Francisco estudava para conseguir um bom emprego. “Ele trabalhou um tempo como motorista de aplicativo, mas vendeu o carro e estava apenas estudando gastronomia e nutrição”, disse. A família de Franscisco mora na terra natal dele, o Piauí. Apenas uma irmã se mudou este ano para o Distrito Federal.
Mulher caseira
Francisca é descrita por vizinhos e amigos como uma pessoa tranquila, uma “mãezona”, que gostava de cuidar de todos. Caseira, ela era apaixonada por artesanato. Passava a maior parte do tempo livre produzindo panos de prato, sapatos de bebês e outros itens de crochê. A maior diversão era expor em grandes feiras de Brasília, como a Expotchê e o Salão do Artesanato. “Há quase uma década, conheci a Náidde (forma como as pessoas próximas chamavam Francisca) vendendo produtos. Logo, ficamos muito amigas”, contou a artista plástica Viviane Ferreira Dourado, 44.
De acordo com a mulher, a amiga era uma pessoa muito religiosa, que gostava de ficar em casa. “Francisca estava sempre sorridente, respeitava muito a gente. Aparentemente, tudo estava tranquilo”, afirmou Viviane. Sobre Juenil, a mulher contou que ele sempre foi uma pessoa tranquila, que nunca percebeu nenhuma atitude anormal vinda dele. “A gente convive com as pessoas, mas é impossível imaginar que esse tipo de coisa aconteça. Gostava muito deles”, lamentou.
Casados há mais de 30 anos, Juenil e Francisca moraram a maior parte da vida no Cruzeiro. Toda manhã, andavam de mãos dadas ao passear com o cachorro e conversavam com vizinhos. Faziam questão de mostrar a boa relação, no entanto, dentro de casa a realidade parecia ser outra.
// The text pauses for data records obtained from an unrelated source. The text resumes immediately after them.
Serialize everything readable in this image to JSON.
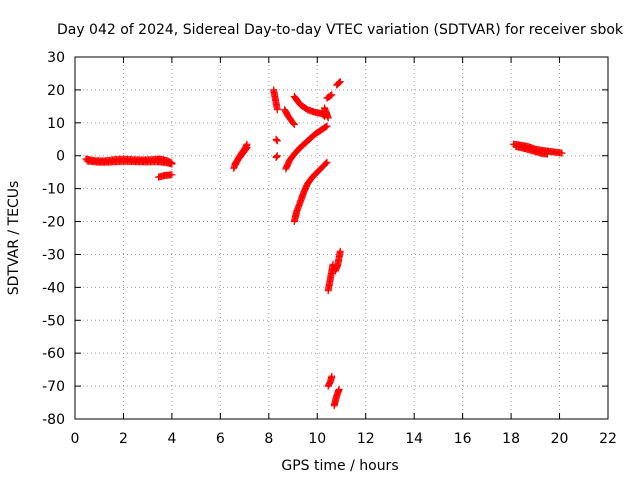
{
  "chart_data": {
    "type": "scatter",
    "title": "Day 042 of 2024, Sidereal Day-to-day VTEC variation (SDTVAR) for receiver sbok",
    "xlabel": "GPS time / hours",
    "ylabel": "SDTVAR / TECUs",
    "xlim": [
      0,
      22
    ],
    "ylim": [
      -80,
      30
    ],
    "xticks": [
      0,
      2,
      4,
      6,
      8,
      10,
      12,
      14,
      16,
      18,
      20,
      22
    ],
    "yticks": [
      -80,
      -70,
      -60,
      -50,
      -40,
      -30,
      -20,
      -10,
      0,
      10,
      20,
      30
    ],
    "xtick_labels": [
      "0",
      "2",
      "4",
      "6",
      "8",
      "10",
      "12",
      "14",
      "16",
      "18",
      "20",
      "22"
    ],
    "ytick_labels": [
      "-80",
      "-70",
      "-60",
      "-50",
      "-40",
      "-30",
      "-20",
      "-10",
      "0",
      "10",
      "20",
      "30"
    ],
    "grid": true,
    "marker": "+",
    "color": "#ff0000",
    "segments": [
      {
        "points": [
          [
            0.45,
            -1.0
          ],
          [
            0.8,
            -1.5
          ],
          [
            1.2,
            -1.6
          ],
          [
            1.6,
            -1.2
          ],
          [
            2.0,
            -1.0
          ],
          [
            2.4,
            -1.2
          ],
          [
            2.8,
            -1.3
          ],
          [
            3.2,
            -1.2
          ],
          [
            3.5,
            -1.0
          ],
          [
            3.8,
            -1.5
          ],
          [
            4.0,
            -2.2
          ]
        ]
      },
      {
        "points": [
          [
            0.5,
            -1.6
          ],
          [
            1.0,
            -2.0
          ],
          [
            1.5,
            -1.9
          ],
          [
            2.0,
            -1.7
          ],
          [
            2.5,
            -1.8
          ],
          [
            3.0,
            -1.9
          ],
          [
            3.4,
            -1.8
          ],
          [
            3.7,
            -2.0
          ],
          [
            4.0,
            -2.5
          ]
        ]
      },
      {
        "points": [
          [
            3.45,
            -6.5
          ],
          [
            3.7,
            -6.0
          ],
          [
            4.0,
            -5.8
          ]
        ]
      },
      {
        "points": [
          [
            6.55,
            -3.8
          ],
          [
            6.7,
            -1.5
          ],
          [
            6.85,
            0.5
          ],
          [
            7.0,
            2.0
          ],
          [
            7.1,
            3.5
          ]
        ]
      },
      {
        "points": [
          [
            6.6,
            -2.5
          ],
          [
            6.8,
            -0.5
          ],
          [
            6.95,
            1.0
          ],
          [
            7.1,
            2.5
          ]
        ]
      },
      {
        "points": [
          [
            8.2,
            20.0
          ],
          [
            8.25,
            18.0
          ],
          [
            8.3,
            16.0
          ],
          [
            8.35,
            14.0
          ]
        ]
      },
      {
        "points": [
          [
            8.3,
            5.0
          ],
          [
            8.35,
            4.5
          ]
        ]
      },
      {
        "points": [
          [
            8.3,
            -0.5
          ],
          [
            8.35,
            0.0
          ]
        ]
      },
      {
        "points": [
          [
            8.65,
            14.0
          ],
          [
            8.8,
            12.0
          ],
          [
            8.95,
            10.5
          ],
          [
            9.05,
            9.5
          ]
        ]
      },
      {
        "points": [
          [
            9.05,
            18.0
          ],
          [
            9.3,
            15.5
          ],
          [
            9.6,
            14.0
          ],
          [
            9.9,
            13.2
          ],
          [
            10.2,
            12.8
          ],
          [
            10.3,
            12.0
          ]
        ]
      },
      {
        "points": [
          [
            10.3,
            14.5
          ],
          [
            10.4,
            12.5
          ],
          [
            10.45,
            11.5
          ]
        ]
      },
      {
        "points": [
          [
            8.7,
            -4.0
          ],
          [
            8.85,
            -1.5
          ],
          [
            9.05,
            0.5
          ],
          [
            9.3,
            2.5
          ],
          [
            9.6,
            4.5
          ],
          [
            9.9,
            6.5
          ],
          [
            10.2,
            8.0
          ],
          [
            10.4,
            9.0
          ]
        ]
      },
      {
        "points": [
          [
            9.05,
            -20.0
          ],
          [
            9.15,
            -17.0
          ],
          [
            9.3,
            -14.0
          ],
          [
            9.45,
            -11.0
          ],
          [
            9.6,
            -8.5
          ],
          [
            9.8,
            -6.5
          ],
          [
            10.0,
            -5.0
          ],
          [
            10.2,
            -3.5
          ],
          [
            10.4,
            -2.0
          ]
        ]
      },
      {
        "points": [
          [
            10.4,
            17.5
          ],
          [
            10.6,
            18.5
          ]
        ]
      },
      {
        "points": [
          [
            10.8,
            21.5
          ],
          [
            10.95,
            22.5
          ]
        ]
      },
      {
        "points": [
          [
            10.45,
            -41.0
          ],
          [
            10.5,
            -39.0
          ],
          [
            10.55,
            -37.0
          ],
          [
            10.6,
            -35.0
          ],
          [
            10.65,
            -33.0
          ]
        ]
      },
      {
        "points": [
          [
            10.75,
            -35.0
          ],
          [
            10.85,
            -33.0
          ],
          [
            10.9,
            -31.0
          ],
          [
            10.95,
            -29.0
          ]
        ]
      },
      {
        "points": [
          [
            10.45,
            -70.0
          ],
          [
            10.55,
            -68.5
          ],
          [
            10.6,
            -67.0
          ]
        ]
      },
      {
        "points": [
          [
            10.7,
            -76.0
          ],
          [
            10.8,
            -73.0
          ],
          [
            10.9,
            -71.0
          ]
        ]
      },
      {
        "points": [
          [
            18.1,
            3.5
          ],
          [
            18.4,
            3.2
          ],
          [
            18.7,
            2.8
          ],
          [
            19.0,
            2.0
          ],
          [
            19.3,
            1.6
          ],
          [
            19.6,
            1.3
          ],
          [
            19.9,
            1.0
          ],
          [
            20.1,
            0.8
          ]
        ]
      },
      {
        "points": [
          [
            18.2,
            2.8
          ],
          [
            18.5,
            2.3
          ],
          [
            18.9,
            1.5
          ],
          [
            19.2,
            0.8
          ],
          [
            19.5,
            0.5
          ]
        ]
      }
    ]
  }
}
“Há um mês, encontrei Francisca em um supermercado e ela me pediu ajuda. Disse que o marido estava muito violento e não sabia mais o que fazer”, contou uma amiga da vítima, que pediu para não ter o nome divulgado. De acordo com ela, os relatos sobre violência em casa eram frequentes. “Ela chegou a me dizer que não se sentia mais segura na presença dele, que a agressividade aumentava a cada dia”, ressaltou a amiga.
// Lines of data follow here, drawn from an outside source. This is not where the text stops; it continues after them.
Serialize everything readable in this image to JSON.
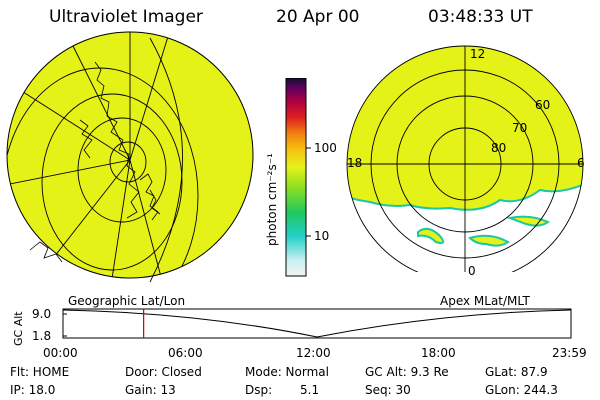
{
  "header": {
    "instrument": "Ultraviolet Imager",
    "date": "20 Apr 00",
    "time": "03:48:33 UT"
  },
  "colorbar": {
    "unit_label": "photon cm⁻²s⁻¹",
    "ticks": [
      "100",
      "10"
    ],
    "scale": "log"
  },
  "left_map": {
    "label": "Geographic Lat/Lon"
  },
  "right_map": {
    "label": "Apex MLat/MLT",
    "mlt_labels": [
      "12",
      "18",
      "6",
      "0"
    ],
    "mlat_labels": [
      "60",
      "70",
      "80"
    ]
  },
  "timeline": {
    "y_label": "GC Alt",
    "y_ticks": [
      "9.0",
      "1.8"
    ],
    "x_ticks": [
      "00:00",
      "06:00",
      "12:00",
      "18:00",
      "23:59"
    ],
    "current_time_hours": 3.81
  },
  "status": {
    "flt": "Flt: HOME",
    "ip": "IP: 18.0",
    "door": "Door: Closed",
    "gain": "Gain: 13",
    "mode": "Mode: Normal",
    "dsp": "Dsp:",
    "dsp_value": "5.1",
    "gc_alt": "GC Alt: 9.3 Re",
    "seq": "Seq: 30",
    "glat": "GLat: 87.9",
    "glon": "GLon: 244.3"
  },
  "colors": {
    "emission": "#e4f218",
    "aurora_edge": "#19c8a8",
    "time_marker": "#cc0000"
  }
}
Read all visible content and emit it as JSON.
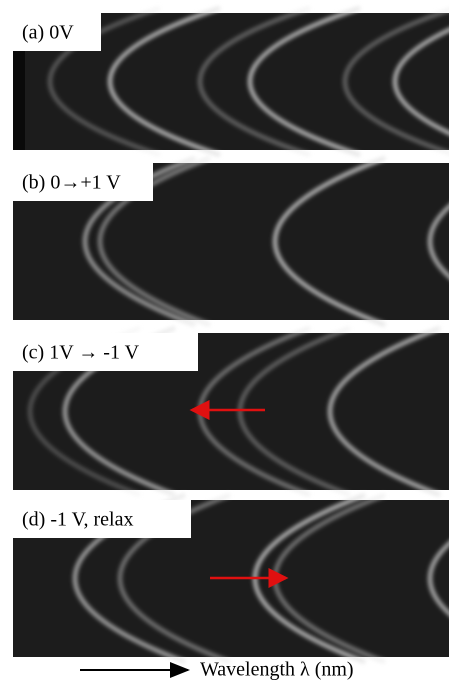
{
  "panels": [
    {
      "label": "(a) 0V"
    },
    {
      "label": "(b) 0→+1 V"
    },
    {
      "label": "(c) 1V → -1 V"
    },
    {
      "label": "(d) -1 V, relax"
    }
  ],
  "axis_label": "Wavelength λ (nm)"
}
Francisca se mudou para Recife (PE) há cinco meses para morar com a filha. “Por causa das agressões, ela deixou o Queiroz, porém, decidiu voltar atrás pouco tempo depois. A filha ainda insistiu para ela ficar, mas Francisca não queria deixar o marido sozinho”, lamentou um amigo da vítima.
Contexto
Não é raro que mulheres que sofrem anos de agressão permaneçam ao lado dos cônjuges, assim como Francisca. Pesquisadora do Instituto Anis de bioética, direitos humanos e gênero, Sinara Gumieri, explica que isso acontece porque há sempre um contexto por trás da violência. “Se você sofre uma agressão de alguém que nunca viu na vida, a primeira reação é se proteger, se cuidar, não querer ver nunca mais essa pessoa. É completamente diferente quando a violência parte de alguém com que você compartilha sonhos.”
Sinara, que também é doutoranda em direito pela Universidade de Brasília (UnB), descreve a situação como ambiguidade humana. “O tempo inteiro a sociedade diz que aquela vítima tem que continuar. Tentar se separar ainda é algo malvisto. Você tem um homem decente, companheiro, mas que é agressivo e controlador”, pondera.
A pressão social é parte do que faz essas vítimas permanecerem tanto tempo em um relacionamento abusivo. “Numa relação de poder, você é ensinado que a pessoa pode mudar porque há afeto envolvido. Com isso, a gente coloca uma culpabilização indevida nas mulheres. São elas contra o mundo”, conclui.